Sur le plan écologique, le méthane contenu dans le grisou est un gaz à effet de serre bien plus puissant que le dioxyde de carbone. Le capter et le brûler pour produire de l’énergie permet d’éviter son rejet direct dans l’atmosphère, limitant ainsi considérablement son impact environnemental. Il est d’ailleurs fondamental de noter une spécificité législative majeure concernant cette ressource : bien que le grisou soit une forme de carbone fossile, son exploitation n’est pas visée par la loi Hulot, qui prévoit pourtant la fin de l’exploitation des hydrocarbures en France d’ici 2040. Une exception qui s’explique par le fait que l’on valorise un gaz perçu comme un déchet inévitable. L’exploitation de ce gaz est même jugée si favorable écologiquement que l’électricité qui en est issue a obtenu le label « électricité verte ».

Sur le plan économique et social, le gaz capté est transformé en électricité ou utilisé pour alimenter des réseaux de chaleur urbains et des usages industriels. Ressource locale, cette énergie a pour atout de limiter les besoins en transport et de s’affranchir de tout aléa géopolitique.

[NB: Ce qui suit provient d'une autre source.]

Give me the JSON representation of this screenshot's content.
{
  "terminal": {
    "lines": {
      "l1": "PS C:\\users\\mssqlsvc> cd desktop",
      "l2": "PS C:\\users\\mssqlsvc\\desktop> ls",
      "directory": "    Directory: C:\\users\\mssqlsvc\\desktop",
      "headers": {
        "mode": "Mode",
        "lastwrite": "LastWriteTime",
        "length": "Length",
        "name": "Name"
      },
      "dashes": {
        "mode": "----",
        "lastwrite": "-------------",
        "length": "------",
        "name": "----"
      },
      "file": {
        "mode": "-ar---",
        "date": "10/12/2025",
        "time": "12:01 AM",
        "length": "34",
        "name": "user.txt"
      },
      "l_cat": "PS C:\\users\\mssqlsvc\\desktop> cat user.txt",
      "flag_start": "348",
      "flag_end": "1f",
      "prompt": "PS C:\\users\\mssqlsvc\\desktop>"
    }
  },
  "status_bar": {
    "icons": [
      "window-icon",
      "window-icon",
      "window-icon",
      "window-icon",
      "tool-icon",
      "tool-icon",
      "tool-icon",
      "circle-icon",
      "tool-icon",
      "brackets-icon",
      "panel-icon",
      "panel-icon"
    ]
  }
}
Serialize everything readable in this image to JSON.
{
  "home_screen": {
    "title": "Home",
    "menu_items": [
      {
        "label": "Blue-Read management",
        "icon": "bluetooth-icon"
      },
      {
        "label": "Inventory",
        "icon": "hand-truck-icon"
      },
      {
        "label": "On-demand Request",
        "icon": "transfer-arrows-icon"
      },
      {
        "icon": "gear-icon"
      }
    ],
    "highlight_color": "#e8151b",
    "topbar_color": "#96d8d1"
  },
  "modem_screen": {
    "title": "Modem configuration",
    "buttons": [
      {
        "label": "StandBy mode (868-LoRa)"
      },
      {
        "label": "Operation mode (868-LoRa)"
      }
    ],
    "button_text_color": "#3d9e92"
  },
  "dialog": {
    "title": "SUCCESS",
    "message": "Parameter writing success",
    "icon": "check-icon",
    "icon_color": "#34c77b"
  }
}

À Béthune par exemple, le gaz de mine permet de chauffer la majorité des bâtiments publics et environ 6 500 logements à un tarif fixe, protégeant le pouvoir d’achat des foyers populaires face à la crise énergétique. Cette dynamique de réappropriation de nos ressources se propage partout dans le bassin minier, notamment dans la ville d’Avion où un vaste réseau de chaleur est en cours de déploiement pour la fin 2026.

Comme le souligne Jean Létoquart, maire communiste de la commune, bien qu’il soit trop coûteux de raccorder les habitations individuelles privées, la démarche reste profondément d’intérêt public. Les immenses économies réalisées sur la facture énergétique des bâtiments municipaux, comme les écoles, viendront directement financer de nouveaux projets au bénéfice de l’ensemble des Avionnais.

En définitive, ce gaz redouté, qui a arraché tant de vies, est aujourd’hui maîtrisé pour devenir une ressource qui permet de rééquilibrer le marché contre la spéculation capitaliste et la précarité énergétique. C’est une forme de revanche de l’histoire pour le bassin minier.